The complexity of the human genome, the lack of knowledge that still prevails about genetic interaction, and the impossibility of predicting the effects associated with the profound modifications involved in cellular reprogramming make it difficult to control the undesirable effects associated with it. Especially when, as in this case, it is a matter of genetically modifying the germ line, the gametes, which implies possible consequences on all the cells of the future organism.
Certainly, cell reprogramming, a promising technique developed by S. Yamanaka (2012 Nobel Prize in Medicine), makes it possible to obtain pluripotent cells from adult cells and avoids the use of human embryos and their destruction. This represents a significant advantage for their bioethical assessment, but the still unresolved safety issues associated with these techniques make it necessary to adopt prudent positions in order to avoid serious and unpredictable future consequences.
The end of sexual reproduction?
The possibility of obtaining offspring from the cells of the same individual or from two individuals of the same sex, as in the case at hand, would mean the end of sexual reproduction as it has evolved in nature. This is what has allowed the improvement of species.
There are two insurmountable difficulties that arise in this regard:
On the one hand, it would make sexual complementarity in reproduction unnecessary, and, therefore, the contribution of male and female contributions to the necessary genetic diversity and balance.
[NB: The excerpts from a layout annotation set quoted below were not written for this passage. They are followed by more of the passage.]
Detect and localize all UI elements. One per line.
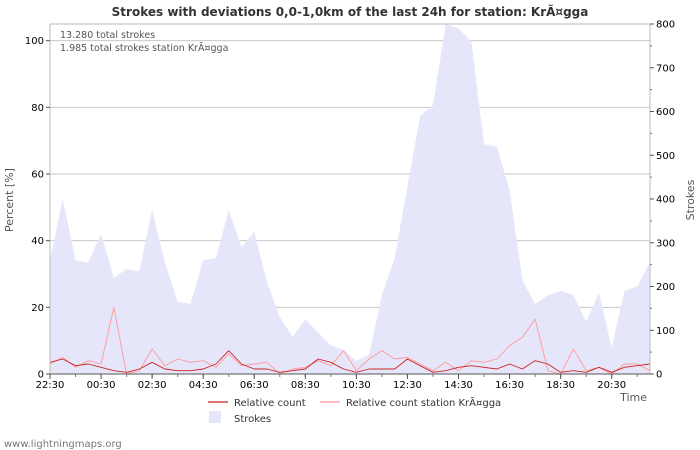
x-tick-label-22:30: 22:30 xyxy=(36,380,65,391)
right-tick-label-200: 200 xyxy=(656,282,675,293)
right-tick-label-700: 700 xyxy=(656,63,675,74)
right-tick-label-400: 400 xyxy=(656,195,675,206)
left-tick-label-0: 0 xyxy=(38,370,44,381)
chart-title: Strokes with deviations 0,0-1,0km of the… xyxy=(112,4,589,19)
left-tick-label-20: 20 xyxy=(31,303,44,314)
x-tick-label-18:30: 18:30 xyxy=(546,380,575,391)
right-y-axis-ticks: 0 100 200 300 400 500 600 700 800 xyxy=(650,20,675,381)
strokes-area-layer xyxy=(50,24,650,374)
series-relative-count-line xyxy=(49,350,651,373)
legend-item-strokes: Strokes xyxy=(209,411,271,425)
x-tick-label-14:30: 14:30 xyxy=(444,380,473,391)
x-tick-label-04:30: 04:30 xyxy=(189,380,218,391)
left-y-axis-ticks: 0 20 40 60 80 100 xyxy=(25,36,50,381)
legend-label-relative-count-station: Relative count station KrÃ¤gga xyxy=(346,396,501,409)
legend-item-relative-count: Relative count xyxy=(208,398,306,409)
right-tick-label-100: 100 xyxy=(656,326,675,337)
left-tick-label-40: 40 xyxy=(31,236,44,247)
x-tick-label-02:30: 02:30 xyxy=(138,380,167,391)
info-station-strokes: 1.985 total strokes station KrÃ¤gga xyxy=(60,43,228,54)
x-axis-label: Time xyxy=(619,391,647,404)
legend-swatch-strokes xyxy=(209,411,221,423)
legend: Relative count Relative count station Kr… xyxy=(208,396,501,425)
left-tick-label-80: 80 xyxy=(31,103,44,114)
legend-label-strokes: Strokes xyxy=(234,414,271,425)
x-tick-label-08:30: 08:30 xyxy=(291,380,320,391)
right-tick-label-500: 500 xyxy=(656,151,675,162)
x-tick-label-00:30: 00:30 xyxy=(87,380,116,391)
y-axis-label-right: Strokes xyxy=(684,179,697,220)
right-tick-label-600: 600 xyxy=(656,107,675,118)
info-total-strokes: 13.280 total strokes xyxy=(60,30,155,41)
relative-count-lines xyxy=(49,306,651,375)
x-tick-label-16:30: 16:30 xyxy=(495,380,524,391)
y-axis-label-left: Percent [%] xyxy=(3,168,16,232)
series-strokes-area xyxy=(50,24,650,374)
x-tick-label-20:30: 20:30 xyxy=(597,380,626,391)
right-tick-label-300: 300 xyxy=(656,238,675,249)
x-tick-label-12:30: 12:30 xyxy=(393,380,422,391)
footer-site-link[interactable]: www.lightningmaps.org xyxy=(4,439,122,450)
x-axis-ticks: 22:30 00:30 02:30 04:30 06:30 08:30 10:30 12:30… xyxy=(36,374,638,391)
right-tick-label-0: 0 xyxy=(656,370,662,381)
series-relative-count-station-line xyxy=(49,306,651,375)
left-tick-label-60: 60 xyxy=(31,170,44,181)
legend-label-relative-count: Relative count xyxy=(234,398,306,409)
x-tick-label-06:30: 06:30 xyxy=(240,380,269,391)
left-tick-label-100: 100 xyxy=(25,36,44,47)
right-tick-label-800: 800 xyxy=(656,20,675,31)
x-tick-label-10:30: 10:30 xyxy=(342,380,371,391)
legend-item-relative-count-station: Relative count station KrÃ¤gga xyxy=(320,396,501,409)
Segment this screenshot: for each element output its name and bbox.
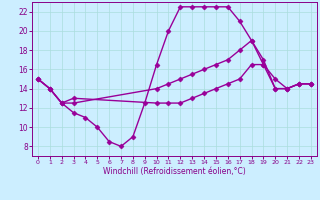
X-axis label: Windchill (Refroidissement éolien,°C): Windchill (Refroidissement éolien,°C) xyxy=(103,167,246,176)
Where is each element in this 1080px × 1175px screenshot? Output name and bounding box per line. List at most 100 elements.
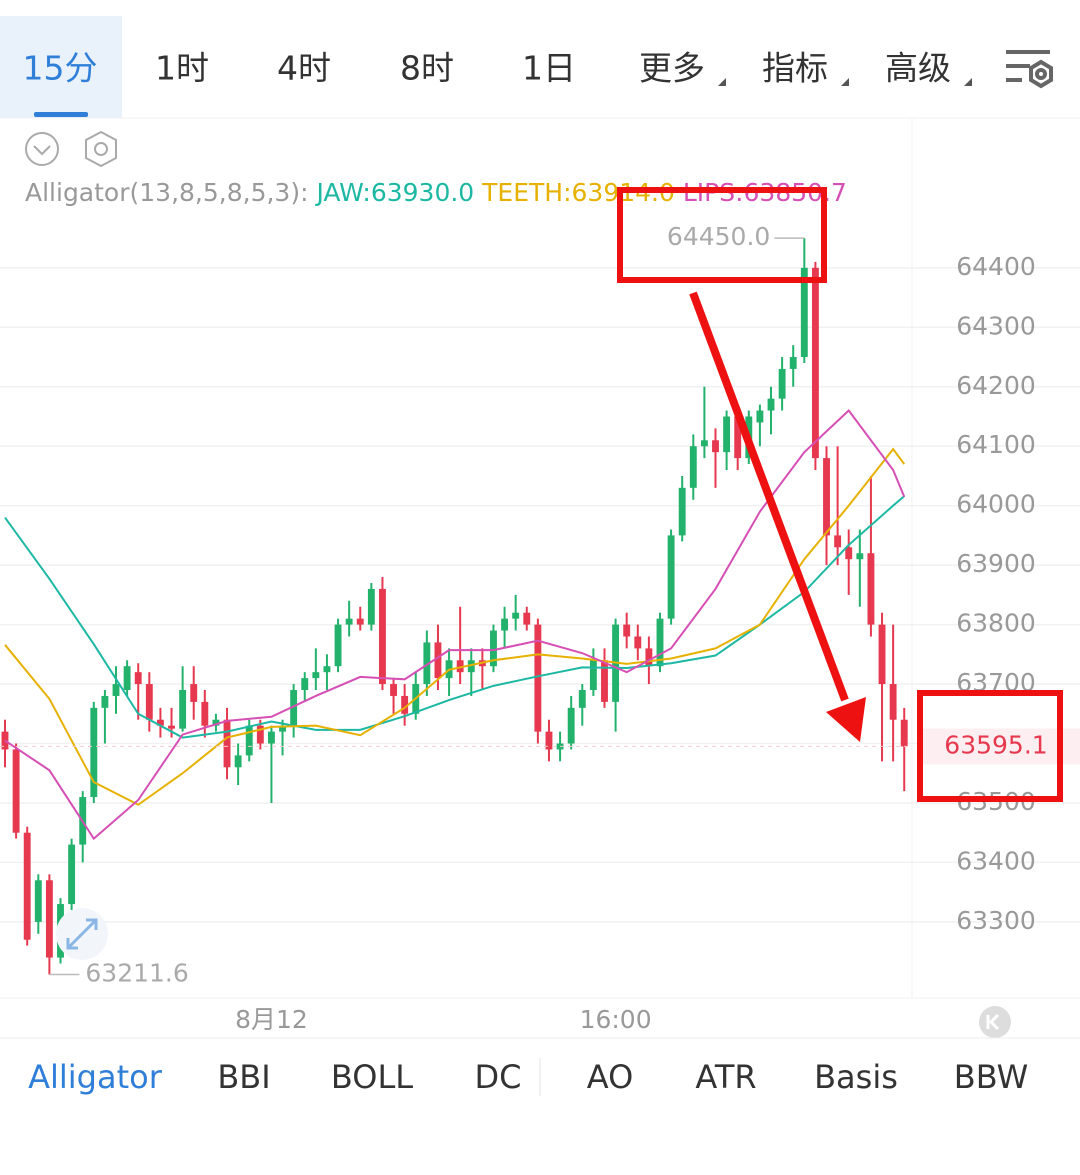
candle-body xyxy=(23,832,31,940)
candle-body xyxy=(601,660,608,702)
candle-body xyxy=(578,690,586,708)
candle-body xyxy=(645,648,653,667)
indicator-tab[interactable]: BBI xyxy=(217,1058,270,1096)
timeframe-tab[interactable]: 1日 xyxy=(522,49,576,88)
high-marker-label: 64450.0 xyxy=(667,222,770,251)
legend-item: Alligator(13,8,5,8,5,3): xyxy=(25,178,309,207)
timeframe-tab[interactable]: 更多 xyxy=(639,49,705,88)
candle-body xyxy=(778,368,786,399)
indicator-tab[interactable]: BOLL xyxy=(331,1058,413,1096)
indicator-line xyxy=(4,447,906,806)
candle-body xyxy=(456,660,464,673)
timeframe-tab[interactable]: 高级 xyxy=(885,49,951,88)
scroll-end-button[interactable] xyxy=(979,1006,1011,1038)
candle-body xyxy=(345,618,353,625)
candle-body xyxy=(589,660,597,690)
highlight-box xyxy=(617,187,827,283)
candle-body xyxy=(101,695,109,708)
candle-body xyxy=(401,695,409,714)
candle-body xyxy=(323,666,331,673)
x-tick-label: 16:00 xyxy=(580,1005,652,1034)
candle-body xyxy=(356,618,364,625)
timeframe-tab[interactable]: 1时 xyxy=(155,49,209,88)
candle-body xyxy=(290,690,298,726)
candle-body xyxy=(512,612,520,619)
low-marker-label: 63211.6 xyxy=(85,958,188,987)
active-tab-bg xyxy=(0,16,122,118)
dropdown-caret xyxy=(841,78,849,86)
candle-body xyxy=(789,357,797,369)
candle-body xyxy=(678,487,686,536)
indicator-tab[interactable]: DC xyxy=(475,1058,522,1096)
settings-icon[interactable] xyxy=(1006,50,1053,89)
candle-body xyxy=(12,749,20,833)
candle-body xyxy=(279,725,286,732)
candle-body xyxy=(267,731,275,744)
candle-body xyxy=(767,398,775,411)
candle-body xyxy=(234,755,242,768)
indicator-line xyxy=(4,495,905,739)
indicator-tab[interactable]: ATR xyxy=(695,1058,756,1096)
candle-body xyxy=(800,267,808,358)
candle-body xyxy=(156,719,164,726)
annotation-arrowhead xyxy=(826,697,866,742)
candle-body xyxy=(545,731,553,750)
candle-body xyxy=(878,624,886,685)
candle-body xyxy=(523,612,531,625)
collapse-icon[interactable] xyxy=(25,132,59,166)
candle-body xyxy=(434,642,442,679)
legend-item: JAW:63930.0 xyxy=(314,178,474,207)
candle-body xyxy=(467,660,475,673)
candle-body xyxy=(723,416,731,453)
y-tick-label: 64400 xyxy=(956,252,1036,281)
candle-body xyxy=(90,707,98,798)
indicator-tab[interactable]: Basis xyxy=(814,1058,898,1096)
candle-body xyxy=(567,707,575,744)
candle-body xyxy=(145,684,153,720)
timeframe-tab[interactable]: 8时 xyxy=(400,49,454,88)
candle-body xyxy=(68,844,76,905)
y-tick-label: 64100 xyxy=(956,430,1036,459)
candle-body xyxy=(212,719,220,726)
candle-body xyxy=(367,588,375,625)
candle-body xyxy=(712,440,719,453)
y-tick-label: 64300 xyxy=(956,311,1036,340)
candle-body xyxy=(756,410,764,423)
y-tick-label: 63800 xyxy=(956,609,1036,638)
plot: 64450.0 63211.6 xyxy=(1,222,908,987)
highlight-box xyxy=(917,690,1063,802)
candle-body xyxy=(623,624,631,637)
annotation-arrow xyxy=(689,291,849,702)
candle-body xyxy=(811,267,819,459)
x-tick-label: 8月12 xyxy=(235,1005,308,1034)
candle-body xyxy=(700,440,708,447)
candle-body xyxy=(34,880,42,922)
candle-body xyxy=(134,672,142,685)
candle-body xyxy=(689,446,697,488)
indicator-tab[interactable]: BBW xyxy=(954,1058,1028,1096)
timeframe-tab[interactable]: 4时 xyxy=(277,49,331,88)
timeframe-tab[interactable]: 指标 xyxy=(762,49,828,88)
candle-body xyxy=(734,416,742,459)
candle-body xyxy=(45,880,53,958)
candle-body xyxy=(390,684,397,696)
candle-body xyxy=(823,458,830,536)
candle-body xyxy=(845,547,853,560)
timeframe-tab[interactable]: 15分 xyxy=(23,49,98,88)
candle-body xyxy=(245,725,253,756)
indicator-tab[interactable]: Alligator xyxy=(28,1058,163,1096)
grid xyxy=(0,267,1080,923)
indicator-tab[interactable]: AO xyxy=(587,1058,634,1096)
dropdown-caret xyxy=(964,78,972,86)
y-tick-label: 64200 xyxy=(956,371,1036,400)
settings-hex-icon[interactable] xyxy=(85,130,117,168)
candle-body xyxy=(834,535,842,548)
y-tick-label: 63300 xyxy=(956,906,1036,935)
expand-icon[interactable] xyxy=(56,908,108,960)
candle-body xyxy=(301,678,309,690)
candle-body xyxy=(534,624,542,732)
candle-body xyxy=(223,719,231,768)
candle-body xyxy=(889,684,897,720)
candle-body xyxy=(201,701,209,726)
candle-body xyxy=(379,588,386,685)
On the other hand, this sexual diversity in the future upbringing of children is also questioned, delving into the models that do without the mother or father when the male and female gametes are obtained by the procedures now proposed.
Although these family models exist today, assisted reproduction techniques continue to use male and female gametes to obtain embryos. Their gestation and upbringing can be in multiple ways, different from a traditional family made up of a father and a mother.